The right amount of stimulation is probably seen back where this whole essay started. When I walk through the Public Garden, the trees and the flowers and the people and even those swans force me to pay some attention. But not too much. If there was too much to distract me, I would not have the mental space to think and ponder. It would be hard to generate even the simplest ideas. Eventually, I fear I would lose the ability to do so.
That feels like around the right target for a video game: stimulating enough to pay attention to the virtual world, not quite enough to take up all the gamer's mental space. Otherwise, the game's cognitive benefits are lost as the fine line between distraction and stimulation is crossed.
Footnotes / imagined complaints
1. Hah! As if...
I was wrong last year but I know I was right. Having nesting swans in the Public Garden is a terrible idea. Terrible, terrible. Look into their eyes- these birds are pure evil.
That said, the swans were just as good this year. I recently saw tourists posing to take pictures with them.
2. I'm surprised the swans made it all year...
If the swans went berserk like I predicted, the most likely target would have been one of these Pokemon Go players. It probably would have started with a gamer on their phone absent-mindedly stomping a swan egg flat or something.

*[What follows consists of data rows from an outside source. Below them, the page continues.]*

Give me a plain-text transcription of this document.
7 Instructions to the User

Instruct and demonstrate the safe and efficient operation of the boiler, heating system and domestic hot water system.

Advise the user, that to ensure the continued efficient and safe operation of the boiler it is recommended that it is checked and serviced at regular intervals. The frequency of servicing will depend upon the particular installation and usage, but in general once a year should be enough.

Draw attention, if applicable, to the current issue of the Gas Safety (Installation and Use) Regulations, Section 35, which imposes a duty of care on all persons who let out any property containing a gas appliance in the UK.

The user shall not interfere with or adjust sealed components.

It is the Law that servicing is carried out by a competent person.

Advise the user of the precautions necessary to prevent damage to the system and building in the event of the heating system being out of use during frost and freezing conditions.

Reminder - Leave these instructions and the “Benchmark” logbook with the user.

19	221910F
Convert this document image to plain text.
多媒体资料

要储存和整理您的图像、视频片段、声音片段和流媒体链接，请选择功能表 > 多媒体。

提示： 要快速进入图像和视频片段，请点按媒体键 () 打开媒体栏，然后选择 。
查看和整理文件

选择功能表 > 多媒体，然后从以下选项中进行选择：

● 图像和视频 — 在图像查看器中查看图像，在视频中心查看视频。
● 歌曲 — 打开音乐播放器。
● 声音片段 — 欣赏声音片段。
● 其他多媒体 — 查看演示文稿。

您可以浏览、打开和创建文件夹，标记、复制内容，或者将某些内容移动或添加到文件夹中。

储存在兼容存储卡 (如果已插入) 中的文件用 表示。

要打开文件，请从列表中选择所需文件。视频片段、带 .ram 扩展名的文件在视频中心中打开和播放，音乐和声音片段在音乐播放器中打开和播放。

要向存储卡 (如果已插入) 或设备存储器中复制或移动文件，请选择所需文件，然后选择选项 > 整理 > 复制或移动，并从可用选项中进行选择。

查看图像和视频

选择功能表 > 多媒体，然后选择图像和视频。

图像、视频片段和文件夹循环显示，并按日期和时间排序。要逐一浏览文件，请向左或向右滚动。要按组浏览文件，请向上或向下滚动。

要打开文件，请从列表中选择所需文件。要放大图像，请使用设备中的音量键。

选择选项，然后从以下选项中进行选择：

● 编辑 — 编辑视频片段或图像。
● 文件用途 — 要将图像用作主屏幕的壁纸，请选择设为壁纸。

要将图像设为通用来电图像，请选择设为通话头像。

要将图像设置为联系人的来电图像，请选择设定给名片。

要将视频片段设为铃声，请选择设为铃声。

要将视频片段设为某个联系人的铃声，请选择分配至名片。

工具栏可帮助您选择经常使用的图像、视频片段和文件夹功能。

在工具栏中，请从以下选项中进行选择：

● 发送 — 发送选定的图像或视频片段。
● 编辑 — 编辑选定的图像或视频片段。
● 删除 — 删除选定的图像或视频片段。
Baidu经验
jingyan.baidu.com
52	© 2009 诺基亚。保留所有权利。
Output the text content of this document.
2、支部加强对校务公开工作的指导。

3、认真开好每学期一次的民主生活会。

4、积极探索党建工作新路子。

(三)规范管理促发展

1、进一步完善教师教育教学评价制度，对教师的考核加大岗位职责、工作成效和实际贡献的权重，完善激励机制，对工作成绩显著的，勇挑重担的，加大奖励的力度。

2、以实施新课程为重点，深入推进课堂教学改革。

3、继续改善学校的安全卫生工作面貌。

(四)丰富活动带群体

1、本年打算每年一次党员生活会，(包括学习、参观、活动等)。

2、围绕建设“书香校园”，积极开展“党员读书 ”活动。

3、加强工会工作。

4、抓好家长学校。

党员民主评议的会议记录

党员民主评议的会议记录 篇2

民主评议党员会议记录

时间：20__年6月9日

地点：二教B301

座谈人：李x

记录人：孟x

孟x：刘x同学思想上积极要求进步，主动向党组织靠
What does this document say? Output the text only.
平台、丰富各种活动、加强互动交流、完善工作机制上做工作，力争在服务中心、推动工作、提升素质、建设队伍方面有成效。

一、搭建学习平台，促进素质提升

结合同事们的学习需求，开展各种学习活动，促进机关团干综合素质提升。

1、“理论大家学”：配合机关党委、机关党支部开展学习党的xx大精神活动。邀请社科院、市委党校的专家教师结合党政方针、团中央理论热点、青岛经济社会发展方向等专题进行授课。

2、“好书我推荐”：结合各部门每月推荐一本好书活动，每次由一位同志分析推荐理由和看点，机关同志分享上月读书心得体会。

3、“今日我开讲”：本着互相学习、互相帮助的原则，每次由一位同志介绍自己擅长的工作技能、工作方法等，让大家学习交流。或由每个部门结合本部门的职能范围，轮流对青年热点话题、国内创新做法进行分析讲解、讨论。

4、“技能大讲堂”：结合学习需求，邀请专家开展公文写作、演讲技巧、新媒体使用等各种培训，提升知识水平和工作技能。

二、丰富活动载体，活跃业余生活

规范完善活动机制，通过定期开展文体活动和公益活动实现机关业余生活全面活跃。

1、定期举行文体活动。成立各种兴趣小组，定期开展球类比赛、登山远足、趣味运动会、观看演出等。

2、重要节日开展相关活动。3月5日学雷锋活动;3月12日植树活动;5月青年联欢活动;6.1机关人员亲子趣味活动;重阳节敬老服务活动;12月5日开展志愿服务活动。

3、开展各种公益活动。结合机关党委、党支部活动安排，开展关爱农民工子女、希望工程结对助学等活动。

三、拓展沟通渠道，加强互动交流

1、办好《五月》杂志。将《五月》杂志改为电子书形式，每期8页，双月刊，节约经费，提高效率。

One thing I noted about the Pokemon Go thing was how it made (some) cell phone users aware of how they looked while on their phone: exactly like one of the gamers they were making fun. Some doors, once opened, never close.
3. You just got prank'd!
Thanks to Youtube, I did not need to settle for just remembering the shows- I could actually watch clips or entire episodes.
4. More Pokemon talk...
I'm sure others did different things with the game, too. One hugely popular variation of the game involved building up teams to bring into 'battle' against other players. But the 'catch-all' purpose of the main game was obvious to perhaps everyone except me. I mean, the official slogan of Pokemon was 'Gotta catch em all'!
My strategy helps explain my still-encyclopedic knowledge of the game. To handpick the six characters I wanted at the end, I needed to know a lot about all the characters. And since my memory is very strong, I still retain a useless amount of knowledge about the game.
I used to tell people 'I've forgotten more about Pokemon than you will ever know about anything'. This ridiculous (and often alcohol-fueled) statement was proven false over the past week: I realized I have not forgotten anything about Pokemon. Just over the weekend, I probably rattled off fifty separate sentences filled with game information I had not considered in over fifteen years.
5. Met-a-gamer lately?
Like a meta-anything, it is really hard to explain Metagaming in one sentence. As a prefix, 'meta-' is too 'catch-all' (that expression again!) to lend itself to simple definitions. When I researched metagaming, the huge variation in what constituted examples of the metagame was overwhelming.
The best example of this is Metta World Peace.
6. Although if everyone is already at the pond playing Pokemon Go, maybe these people go somewhere else...?
The other analogy I considered here was how people prefer working in coffee shops instead of bars. The basic activity of having a drink while working is the same. But most find it harder to ignore the greater sensory stimulation often found at a bar.
If I ever blog for a living, I promise to write one post a week from a bar.